Technology

Drugs are more effective at certain times of day


Using engineered mini-livers derived from donated human cells, MIT researchers have found that the time of day a drug is administered could significantly affect how much of it is available to the body and how much may be broken down into toxic by-products.

The researchers identified more than 300 liver genes that follow a circadian clock, including many involved in drug metabolism and others that are involved in inflammation. Because of these rhythmic variations in gene activity, enzymes that break down Tylenol, for example, are more abundant at certain times of day than others. 

The study also revealed that the liver is more susceptible to infections such as malaria at certain points in the circadian cycle, when fewer inflammatory proteins are being produced—possibly because its response to pathogens declines after meals, when it has typically been exposed to an influx of microorganisms that might trigger inflammation even if they are not harmful. 

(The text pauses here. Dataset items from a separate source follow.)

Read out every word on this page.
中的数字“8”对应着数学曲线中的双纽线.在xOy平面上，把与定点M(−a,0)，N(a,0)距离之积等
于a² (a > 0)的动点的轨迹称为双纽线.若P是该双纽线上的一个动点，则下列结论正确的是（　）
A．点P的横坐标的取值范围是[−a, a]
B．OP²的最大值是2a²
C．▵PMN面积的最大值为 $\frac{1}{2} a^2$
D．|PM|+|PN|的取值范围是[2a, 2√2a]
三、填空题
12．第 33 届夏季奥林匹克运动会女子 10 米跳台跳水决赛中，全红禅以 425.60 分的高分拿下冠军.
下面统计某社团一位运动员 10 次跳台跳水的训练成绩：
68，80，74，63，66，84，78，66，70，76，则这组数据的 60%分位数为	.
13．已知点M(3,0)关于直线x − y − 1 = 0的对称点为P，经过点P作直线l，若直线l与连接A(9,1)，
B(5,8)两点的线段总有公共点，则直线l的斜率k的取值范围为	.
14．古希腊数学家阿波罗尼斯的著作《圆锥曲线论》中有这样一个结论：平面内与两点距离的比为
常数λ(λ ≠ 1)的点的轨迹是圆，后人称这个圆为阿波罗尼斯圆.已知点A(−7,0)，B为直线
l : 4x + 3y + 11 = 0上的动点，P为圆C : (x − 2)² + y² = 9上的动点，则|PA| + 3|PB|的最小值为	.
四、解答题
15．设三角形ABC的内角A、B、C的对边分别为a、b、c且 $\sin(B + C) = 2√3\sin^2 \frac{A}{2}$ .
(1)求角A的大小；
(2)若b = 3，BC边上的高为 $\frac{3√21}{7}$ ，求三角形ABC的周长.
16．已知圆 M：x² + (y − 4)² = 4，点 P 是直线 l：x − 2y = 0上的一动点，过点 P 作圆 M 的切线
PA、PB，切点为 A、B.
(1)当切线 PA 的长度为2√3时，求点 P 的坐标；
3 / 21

“One of the earliest applications for this method could be fine-tuning drug regimens of already approved drugs to maximize their efficacy and minimize their toxicity,” says Professor Sangeeta Bhatia, SM ’93, PhD ’97, a member of MIT’s Koch Institute for Integrative Cancer Research and the Institute for Medical Engineering and Science (IMES), who is the senior author of the new study.

The MIT researchers are now working with collaborators to analyze a cancer drug they suspect may be affected by circadian cycles, and they hope to investigate whether this may be true of drugs used in pain management as well. They are also taking advantage of the cycles in inflammatory signals to study infections that are usually difficult to establish in engineered livers, including certain types of malaria.